On the other hand, enterprise management modelling towards an efficient, self-regulating, self-organising, self-evolving framework is still in its infancy. It should be noted that this approach is very critical for enterprise sustainability in a highly dynamic and unpredictable socio-economic environment.
Adopting this metaphor, Enterprise should be capable of monitoring itself in relation to its internal functions and to the external environment; assessing its performance against its predictions and requirements. Real-time efficient feedback mechanisms should improve performance and productivity by self-optimising its functions and self-correcting its (internal and external) actions. All of this constantly built on a shared knowledge.
Let’s consider for example “Theory of mind”: this theory concerns the human capability to explain and predict other people’s behaviour by attributing to them certain mental states (see my previous post). Actually the effectiveness of an animal’s relationships with its key coalition/competitor partners is a function in part of its ability to integrate them into its mental social world (so it is a cognitive problem) and the time it can afford to invest in grouping with these individuals (which is an ecological problem).
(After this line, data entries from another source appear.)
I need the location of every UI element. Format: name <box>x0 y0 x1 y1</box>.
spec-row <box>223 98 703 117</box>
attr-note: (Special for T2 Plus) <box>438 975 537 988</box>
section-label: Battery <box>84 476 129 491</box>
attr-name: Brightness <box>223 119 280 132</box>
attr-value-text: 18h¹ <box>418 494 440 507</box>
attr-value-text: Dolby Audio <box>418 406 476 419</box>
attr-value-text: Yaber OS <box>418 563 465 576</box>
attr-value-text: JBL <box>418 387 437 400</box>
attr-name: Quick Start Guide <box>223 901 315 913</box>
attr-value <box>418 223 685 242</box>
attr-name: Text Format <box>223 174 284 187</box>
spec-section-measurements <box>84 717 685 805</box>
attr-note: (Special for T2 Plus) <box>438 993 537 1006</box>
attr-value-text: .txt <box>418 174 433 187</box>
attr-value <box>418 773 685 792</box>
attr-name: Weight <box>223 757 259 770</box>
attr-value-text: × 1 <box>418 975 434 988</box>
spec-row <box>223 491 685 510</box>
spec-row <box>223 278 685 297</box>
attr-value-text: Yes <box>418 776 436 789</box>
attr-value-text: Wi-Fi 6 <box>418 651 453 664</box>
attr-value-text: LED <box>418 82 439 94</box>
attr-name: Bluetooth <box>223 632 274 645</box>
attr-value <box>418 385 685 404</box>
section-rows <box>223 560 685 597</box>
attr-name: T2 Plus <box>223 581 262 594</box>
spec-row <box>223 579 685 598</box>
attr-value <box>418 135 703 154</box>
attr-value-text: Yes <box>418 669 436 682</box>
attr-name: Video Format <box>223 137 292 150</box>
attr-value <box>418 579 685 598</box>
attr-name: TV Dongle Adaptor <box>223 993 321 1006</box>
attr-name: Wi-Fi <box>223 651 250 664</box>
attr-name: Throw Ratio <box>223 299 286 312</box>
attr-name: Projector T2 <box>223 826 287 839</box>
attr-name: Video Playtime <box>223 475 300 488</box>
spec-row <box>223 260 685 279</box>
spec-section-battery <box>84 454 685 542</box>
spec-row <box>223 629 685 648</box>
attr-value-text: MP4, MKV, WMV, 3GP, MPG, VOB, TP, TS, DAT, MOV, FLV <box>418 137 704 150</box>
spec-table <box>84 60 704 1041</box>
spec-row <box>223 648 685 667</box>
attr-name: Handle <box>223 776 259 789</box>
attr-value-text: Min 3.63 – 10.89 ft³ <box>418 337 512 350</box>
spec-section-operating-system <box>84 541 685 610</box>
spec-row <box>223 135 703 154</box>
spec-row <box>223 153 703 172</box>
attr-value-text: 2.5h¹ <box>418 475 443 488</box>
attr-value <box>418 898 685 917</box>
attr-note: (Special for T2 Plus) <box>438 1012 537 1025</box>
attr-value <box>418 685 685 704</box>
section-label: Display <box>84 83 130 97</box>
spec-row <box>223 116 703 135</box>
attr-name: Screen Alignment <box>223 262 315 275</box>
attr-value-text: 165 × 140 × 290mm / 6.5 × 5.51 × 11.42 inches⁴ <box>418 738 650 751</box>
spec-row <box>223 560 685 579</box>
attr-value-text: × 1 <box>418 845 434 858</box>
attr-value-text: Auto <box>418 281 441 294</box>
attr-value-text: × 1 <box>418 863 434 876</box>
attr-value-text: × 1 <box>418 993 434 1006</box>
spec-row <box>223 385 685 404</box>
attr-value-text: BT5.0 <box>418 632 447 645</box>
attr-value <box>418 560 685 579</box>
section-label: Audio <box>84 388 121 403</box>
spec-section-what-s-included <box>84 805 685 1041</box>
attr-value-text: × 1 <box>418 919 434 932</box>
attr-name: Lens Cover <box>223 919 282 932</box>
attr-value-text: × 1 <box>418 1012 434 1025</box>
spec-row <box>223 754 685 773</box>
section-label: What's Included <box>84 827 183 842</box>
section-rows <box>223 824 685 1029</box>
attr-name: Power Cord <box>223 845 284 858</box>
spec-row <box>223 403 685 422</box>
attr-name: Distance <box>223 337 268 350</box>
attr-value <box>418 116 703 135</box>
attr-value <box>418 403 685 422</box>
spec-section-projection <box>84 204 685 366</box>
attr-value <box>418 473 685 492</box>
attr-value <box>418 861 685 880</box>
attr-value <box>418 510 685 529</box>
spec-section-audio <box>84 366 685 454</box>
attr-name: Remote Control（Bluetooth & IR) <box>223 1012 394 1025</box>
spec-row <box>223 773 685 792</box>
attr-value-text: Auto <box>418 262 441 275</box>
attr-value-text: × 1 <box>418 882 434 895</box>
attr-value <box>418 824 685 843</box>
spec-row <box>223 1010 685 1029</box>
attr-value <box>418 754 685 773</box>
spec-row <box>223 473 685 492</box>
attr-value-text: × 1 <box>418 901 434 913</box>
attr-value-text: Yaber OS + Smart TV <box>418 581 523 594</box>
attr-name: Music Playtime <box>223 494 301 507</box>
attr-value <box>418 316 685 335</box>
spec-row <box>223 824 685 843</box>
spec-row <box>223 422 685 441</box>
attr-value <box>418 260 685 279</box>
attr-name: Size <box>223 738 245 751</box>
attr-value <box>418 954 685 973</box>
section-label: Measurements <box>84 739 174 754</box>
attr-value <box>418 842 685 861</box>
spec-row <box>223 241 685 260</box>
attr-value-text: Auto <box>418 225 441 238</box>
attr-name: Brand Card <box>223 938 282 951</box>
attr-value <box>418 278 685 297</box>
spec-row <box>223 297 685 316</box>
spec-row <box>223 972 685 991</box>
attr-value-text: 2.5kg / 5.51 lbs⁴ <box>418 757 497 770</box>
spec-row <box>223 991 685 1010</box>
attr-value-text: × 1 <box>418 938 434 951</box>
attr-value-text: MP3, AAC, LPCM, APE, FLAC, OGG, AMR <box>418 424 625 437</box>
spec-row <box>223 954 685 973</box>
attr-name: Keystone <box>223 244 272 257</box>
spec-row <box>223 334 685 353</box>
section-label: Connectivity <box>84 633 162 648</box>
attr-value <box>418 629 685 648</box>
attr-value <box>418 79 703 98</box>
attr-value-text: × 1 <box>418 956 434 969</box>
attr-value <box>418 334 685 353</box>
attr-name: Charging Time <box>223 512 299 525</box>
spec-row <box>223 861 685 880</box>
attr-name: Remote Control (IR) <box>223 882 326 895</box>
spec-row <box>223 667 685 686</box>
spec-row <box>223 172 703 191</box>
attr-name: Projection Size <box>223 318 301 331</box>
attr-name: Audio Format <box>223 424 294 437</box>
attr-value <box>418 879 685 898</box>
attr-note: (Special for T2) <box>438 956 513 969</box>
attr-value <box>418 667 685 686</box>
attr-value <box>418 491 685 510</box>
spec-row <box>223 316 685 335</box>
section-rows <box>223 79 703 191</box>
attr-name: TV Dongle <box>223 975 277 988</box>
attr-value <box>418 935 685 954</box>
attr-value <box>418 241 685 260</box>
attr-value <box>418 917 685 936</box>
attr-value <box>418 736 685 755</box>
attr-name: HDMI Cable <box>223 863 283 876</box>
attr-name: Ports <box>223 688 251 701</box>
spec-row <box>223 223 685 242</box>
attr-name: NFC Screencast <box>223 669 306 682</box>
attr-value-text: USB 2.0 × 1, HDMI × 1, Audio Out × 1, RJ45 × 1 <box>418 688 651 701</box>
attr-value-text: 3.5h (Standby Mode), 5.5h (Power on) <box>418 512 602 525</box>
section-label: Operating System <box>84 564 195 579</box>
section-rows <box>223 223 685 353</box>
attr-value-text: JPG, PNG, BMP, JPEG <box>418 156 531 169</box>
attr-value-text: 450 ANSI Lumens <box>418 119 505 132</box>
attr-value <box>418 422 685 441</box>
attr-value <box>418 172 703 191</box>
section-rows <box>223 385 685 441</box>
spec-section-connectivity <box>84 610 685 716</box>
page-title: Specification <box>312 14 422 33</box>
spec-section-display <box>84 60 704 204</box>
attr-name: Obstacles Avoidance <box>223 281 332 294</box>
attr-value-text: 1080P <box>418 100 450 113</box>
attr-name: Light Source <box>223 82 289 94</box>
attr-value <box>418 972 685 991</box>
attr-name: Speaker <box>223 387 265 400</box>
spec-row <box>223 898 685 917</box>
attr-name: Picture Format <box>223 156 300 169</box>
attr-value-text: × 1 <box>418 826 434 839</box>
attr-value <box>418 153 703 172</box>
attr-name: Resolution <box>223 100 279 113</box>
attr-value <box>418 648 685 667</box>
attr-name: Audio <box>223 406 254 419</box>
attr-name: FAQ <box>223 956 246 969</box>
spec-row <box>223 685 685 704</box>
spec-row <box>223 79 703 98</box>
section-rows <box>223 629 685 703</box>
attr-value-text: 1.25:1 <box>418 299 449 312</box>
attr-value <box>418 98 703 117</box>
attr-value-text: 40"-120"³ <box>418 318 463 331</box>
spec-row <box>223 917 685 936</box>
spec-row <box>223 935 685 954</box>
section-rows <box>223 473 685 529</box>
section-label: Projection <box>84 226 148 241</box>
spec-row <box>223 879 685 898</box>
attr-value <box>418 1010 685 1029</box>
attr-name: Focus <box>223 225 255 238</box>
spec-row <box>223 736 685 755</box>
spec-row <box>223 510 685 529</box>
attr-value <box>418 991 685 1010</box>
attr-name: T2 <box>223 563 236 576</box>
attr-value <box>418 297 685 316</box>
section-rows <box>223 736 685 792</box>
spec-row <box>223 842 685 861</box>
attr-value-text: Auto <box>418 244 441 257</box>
Another interesting example is the application of the free energy principle to brain functioning (see my previous post). The free-energy principle says that any self-organizing system that is at equilibrium with its environment must minimize its free energy. Brain would be like an inference machine that actively predicts and explains its sensations; furthermore it continuously tries to optimize probabilistic representations of what caused its sensory input. Then it is easy to show that value is inversely proportional to surprise, in the sense that the probability of a phenotype being in a particular state increases with the value of that state. Acting to optimize value and perception are two aspects of the same principle; namely the minimization of a quantity (free energy) that bounds the probability of sensory input, given a particular agent or phenotype.
Indeed, as Roberto suggested in a previous comment, it would be fascinating designing Enterprises’ genomes and let the interplay of their phenotypes in the ever growing complexity of the EI determine their success in terms of biz and therefore their overall evolution.